The Drug Enforcement Administration has for years violated its own policy of ruling out for employment candidates who fail or cheat on a polygraph examination, according to a watchdog review, which found the agency created potential security risks and the perception of unfair hiring practices.
The DEA has brought on 66 special agents and 11 intelligence research specialists who created a “significant response” during their required pre-employment lie-detector test—the term the agency uses to “indicate deception” during the exam—according to a mid-audit “management alert” sent on Wednesday by the Justice Department’s inspector general. Under a DEA policy established in 2019, any applicant who fails the test is disqualified for three years from the position and any other at the agency requiring a polygraph.
Applicants for certain DEA positions are given two polygraph exams during the hiring process, one for national security and the other for general suitability. Questions relate to past drug use, criminal activities, truthfulness on application materials and other issues. DEA has used polygraphs since 1994, but only started requiring that applicants pass them as a precondition for a job offer in 2019.
Human resources personnel for the agency told the auditors the 2019 policy only applied prospectively and it therefore continued to use the old procedures for any preexisting job posts. The IG found examples of applicants who failed polygraphs in 2020 and were onboarded as recently as 2021 or 2022, but the agency said they were applying to jobs originally posted before the policy change went into effect. The watchdog noted that dating back to at least 2016 DEA told applicants they had to pass screening exams.
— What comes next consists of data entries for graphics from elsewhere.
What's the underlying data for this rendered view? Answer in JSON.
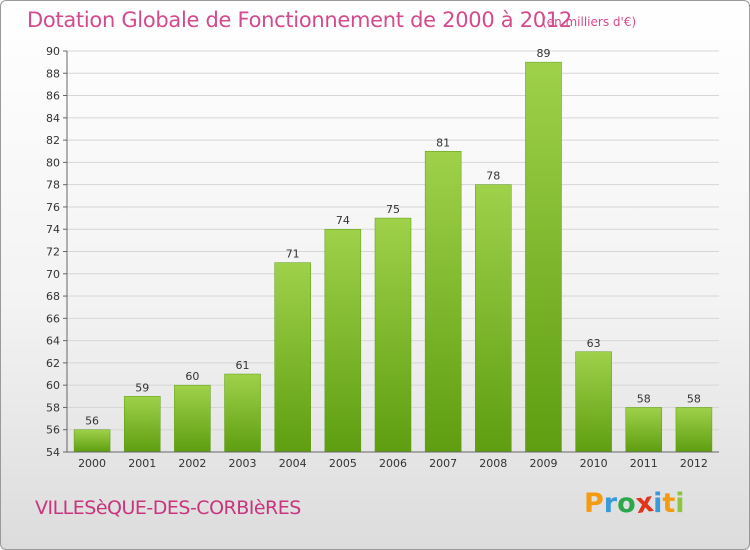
{
  "title": "Dotation Globale de Fonctionnement de 2000 à 2012",
  "subtitle": "(en milliers d'€)",
  "commune": "VILLESèQUE-DES-CORBIèRES",
  "logo": {
    "letters": [
      "P",
      "r",
      "o",
      "x",
      "i",
      "t",
      "i"
    ],
    "colors": [
      "#f39c12",
      "#3a9ad9",
      "#2ba84a",
      "#e2331b",
      "#3a9ad9",
      "#f39c12",
      "#8cc63f"
    ]
  },
  "chart_data": {
    "type": "bar",
    "categories": [
      "2000",
      "2001",
      "2002",
      "2003",
      "2004",
      "2005",
      "2006",
      "2007",
      "2008",
      "2009",
      "2010",
      "2011",
      "2012"
    ],
    "values": [
      56,
      59,
      60,
      61,
      71,
      74,
      75,
      81,
      78,
      89,
      63,
      58,
      58
    ],
    "data_labels": [
      "56",
      "59",
      "60",
      "61",
      "71",
      "74",
      "75",
      "81",
      "78",
      "89",
      "63",
      "58",
      "58"
    ],
    "yticks": [
      "54",
      "56",
      "58",
      "60",
      "62",
      "64",
      "66",
      "68",
      "70",
      "72",
      "74",
      "76",
      "78",
      "80",
      "82",
      "84",
      "86",
      "88",
      "90"
    ],
    "ylim": [
      54,
      90
    ],
    "grid": true,
    "bar_color_top": "#9fd14a",
    "bar_color_bottom": "#5e9e10",
    "grid_color": "#d6d6d6"
  }
}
HR’s reasoning “runs contrary to the DEA job announcements,” the IG said.
The IG also flagged that some employees disclosed legacy applicants related to current or former DEA employees were receiving special treatment with regard to the polygraphs. After the auditors initially informed agency officials about the issue earlier this year, DEA put out new guidance reminding staff to avoid nepotism in hiring. The watchdog said the reminder did not go far enough and DEA officials agreed to update and clarify the agency's nepotism policies.
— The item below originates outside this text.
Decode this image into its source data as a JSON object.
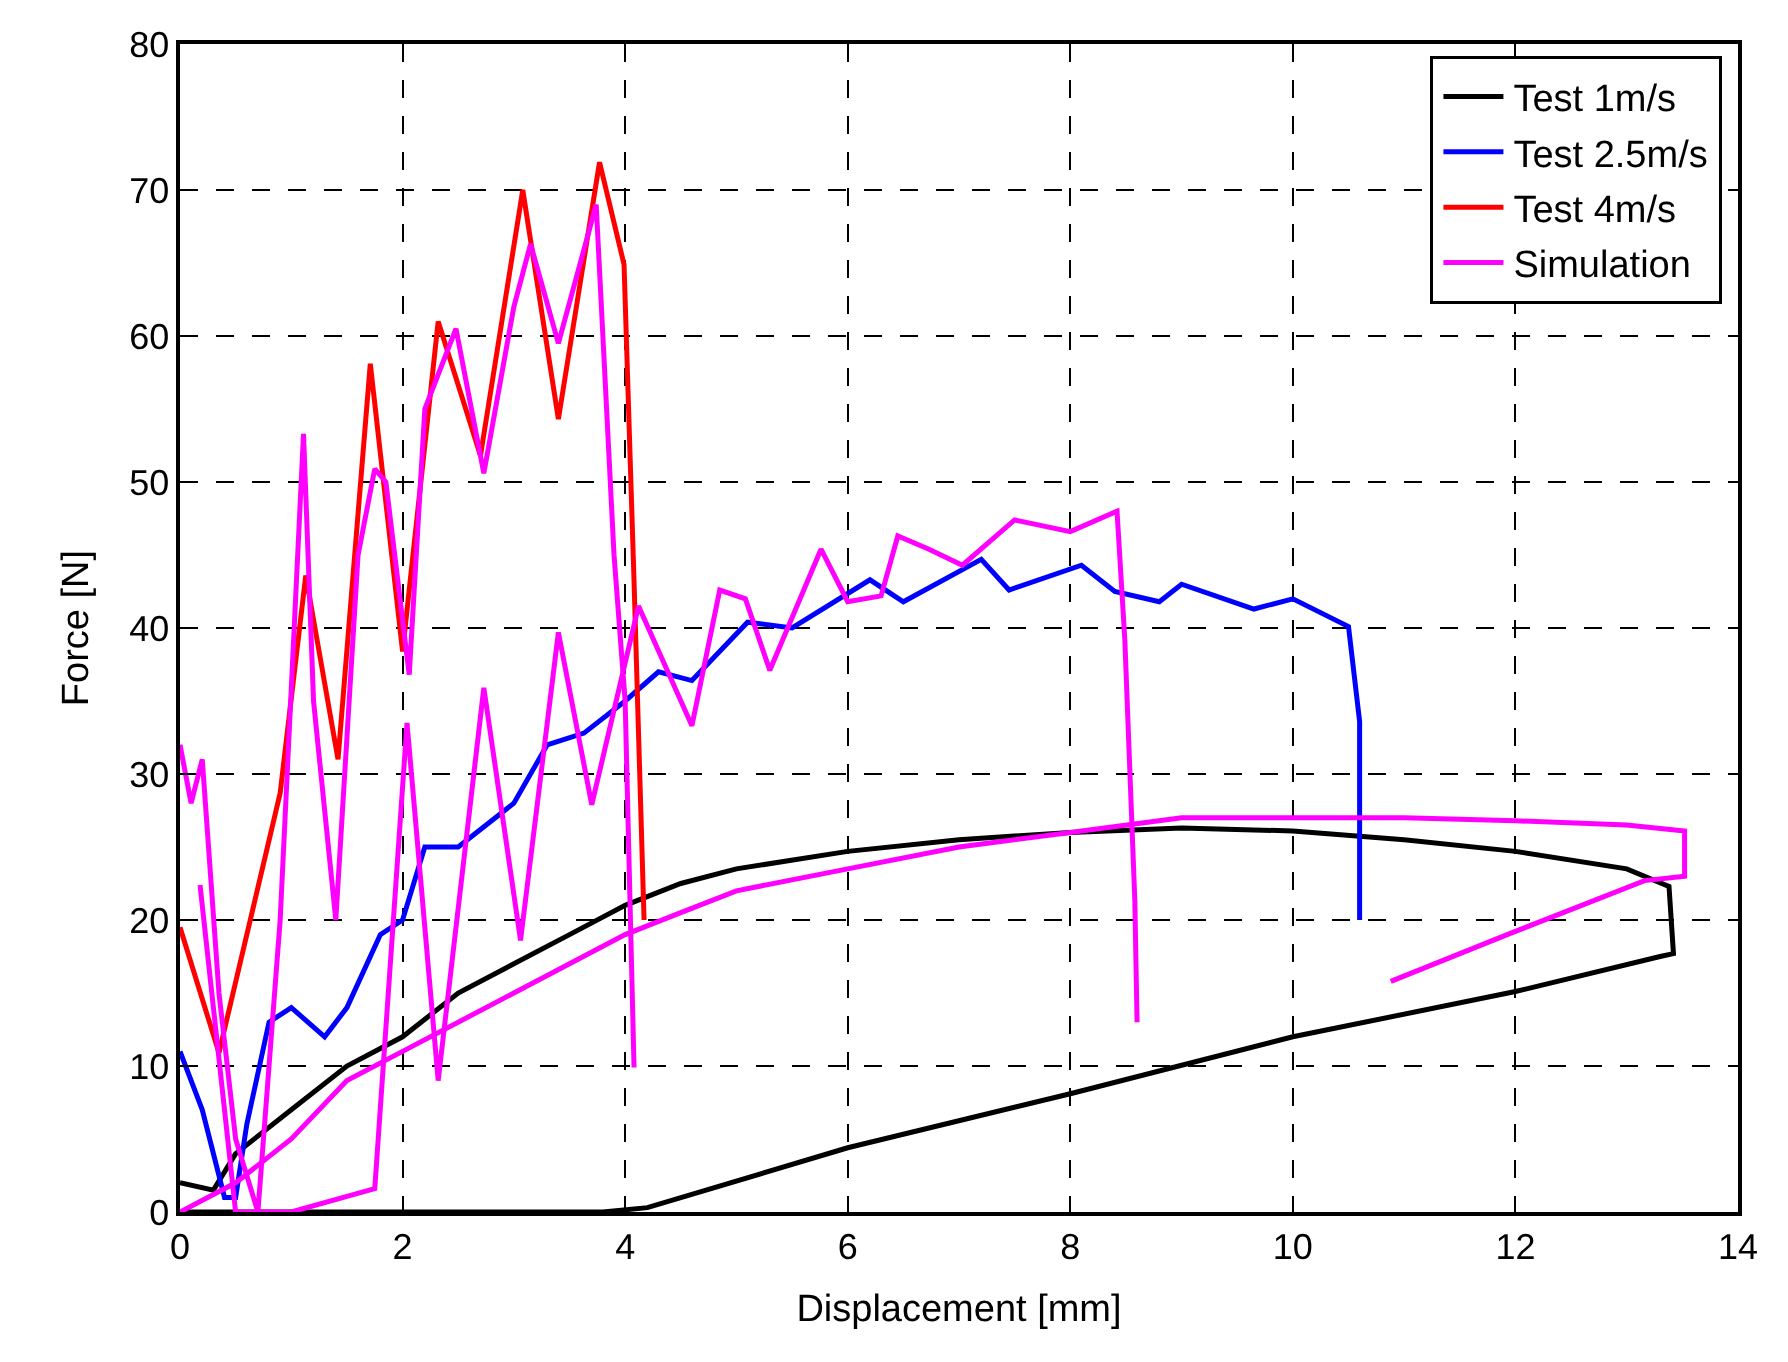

Polygraphs are used throughout the government, including for any individual seeking at least a top secret security clearance. Their effectiveness has been called into question by many groups and researchers, including the American Psychological Association. The IG said that while the policy remains in effect, it is incumbent upon the agency to enforce it.
“Given the DEA’s determination that the successful passing of a polygraph examination is an important part of the hiring process,” the IG said, “these issues have resulted in potential security risks to DEA operations and the appearance of unfair hiring practices when individuals who have not completed the polygraph process are nonetheless hired by the DEA.”
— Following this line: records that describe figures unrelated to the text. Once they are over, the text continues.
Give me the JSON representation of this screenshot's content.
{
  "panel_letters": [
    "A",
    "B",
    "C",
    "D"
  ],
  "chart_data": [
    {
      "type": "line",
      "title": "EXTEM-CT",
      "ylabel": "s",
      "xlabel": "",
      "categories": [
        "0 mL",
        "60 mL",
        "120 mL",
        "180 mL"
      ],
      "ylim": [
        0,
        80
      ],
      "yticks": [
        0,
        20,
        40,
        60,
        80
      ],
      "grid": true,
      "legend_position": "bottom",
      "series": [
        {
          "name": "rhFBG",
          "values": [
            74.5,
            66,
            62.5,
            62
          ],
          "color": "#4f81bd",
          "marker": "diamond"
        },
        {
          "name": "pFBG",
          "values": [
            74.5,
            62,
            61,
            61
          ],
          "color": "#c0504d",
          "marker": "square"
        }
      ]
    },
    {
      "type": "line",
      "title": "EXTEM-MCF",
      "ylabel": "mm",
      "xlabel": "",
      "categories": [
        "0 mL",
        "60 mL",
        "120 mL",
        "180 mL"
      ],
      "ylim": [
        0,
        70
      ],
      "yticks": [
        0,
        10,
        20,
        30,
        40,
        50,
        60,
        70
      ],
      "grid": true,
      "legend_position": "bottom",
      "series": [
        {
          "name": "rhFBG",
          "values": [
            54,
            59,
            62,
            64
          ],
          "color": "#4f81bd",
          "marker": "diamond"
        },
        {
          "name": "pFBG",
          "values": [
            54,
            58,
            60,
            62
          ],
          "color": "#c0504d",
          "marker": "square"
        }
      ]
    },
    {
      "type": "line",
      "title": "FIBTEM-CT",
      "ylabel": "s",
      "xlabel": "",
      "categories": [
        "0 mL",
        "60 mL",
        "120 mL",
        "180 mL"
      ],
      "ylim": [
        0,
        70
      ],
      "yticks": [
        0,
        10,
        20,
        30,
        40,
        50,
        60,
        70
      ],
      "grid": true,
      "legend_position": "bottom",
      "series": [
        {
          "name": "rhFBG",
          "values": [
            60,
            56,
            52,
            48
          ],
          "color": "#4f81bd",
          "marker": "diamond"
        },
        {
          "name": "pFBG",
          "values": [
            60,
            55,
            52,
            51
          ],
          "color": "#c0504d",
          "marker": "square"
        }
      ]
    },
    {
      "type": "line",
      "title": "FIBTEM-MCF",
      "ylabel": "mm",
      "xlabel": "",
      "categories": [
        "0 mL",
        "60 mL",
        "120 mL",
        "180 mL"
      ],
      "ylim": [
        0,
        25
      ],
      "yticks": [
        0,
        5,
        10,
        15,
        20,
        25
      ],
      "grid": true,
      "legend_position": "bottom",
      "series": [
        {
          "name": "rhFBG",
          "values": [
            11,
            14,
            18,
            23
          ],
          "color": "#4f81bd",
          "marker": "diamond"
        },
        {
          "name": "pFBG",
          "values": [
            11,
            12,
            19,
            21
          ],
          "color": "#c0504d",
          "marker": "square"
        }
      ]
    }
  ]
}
The watchdog added the issue required "immediate attention" due to the "significant and unmitigated risks" presented by DEA's implementation.
DEA agreed to no longer hire any applicant who fails a polygraph, collect a full review of any employee who previously had failed and ensure that all of those individuals take a new exam for any other position for which they apply within the agency. Still, Michael Ciminelli, DEA’s acting chief compliance officer, disputed the IG’s finding that the agency acted in contrast to its policy. Prior to 2019, he said, DEA made clear that a polygraph would never be a sole factor in rejecting a candidate. When implementing the change, he added, agency officials explicitly stated that it would not apply retroactively.
“DEA has consistently followed the policy established in 2019 since its inception and will continue to do so,” Ciminelli said.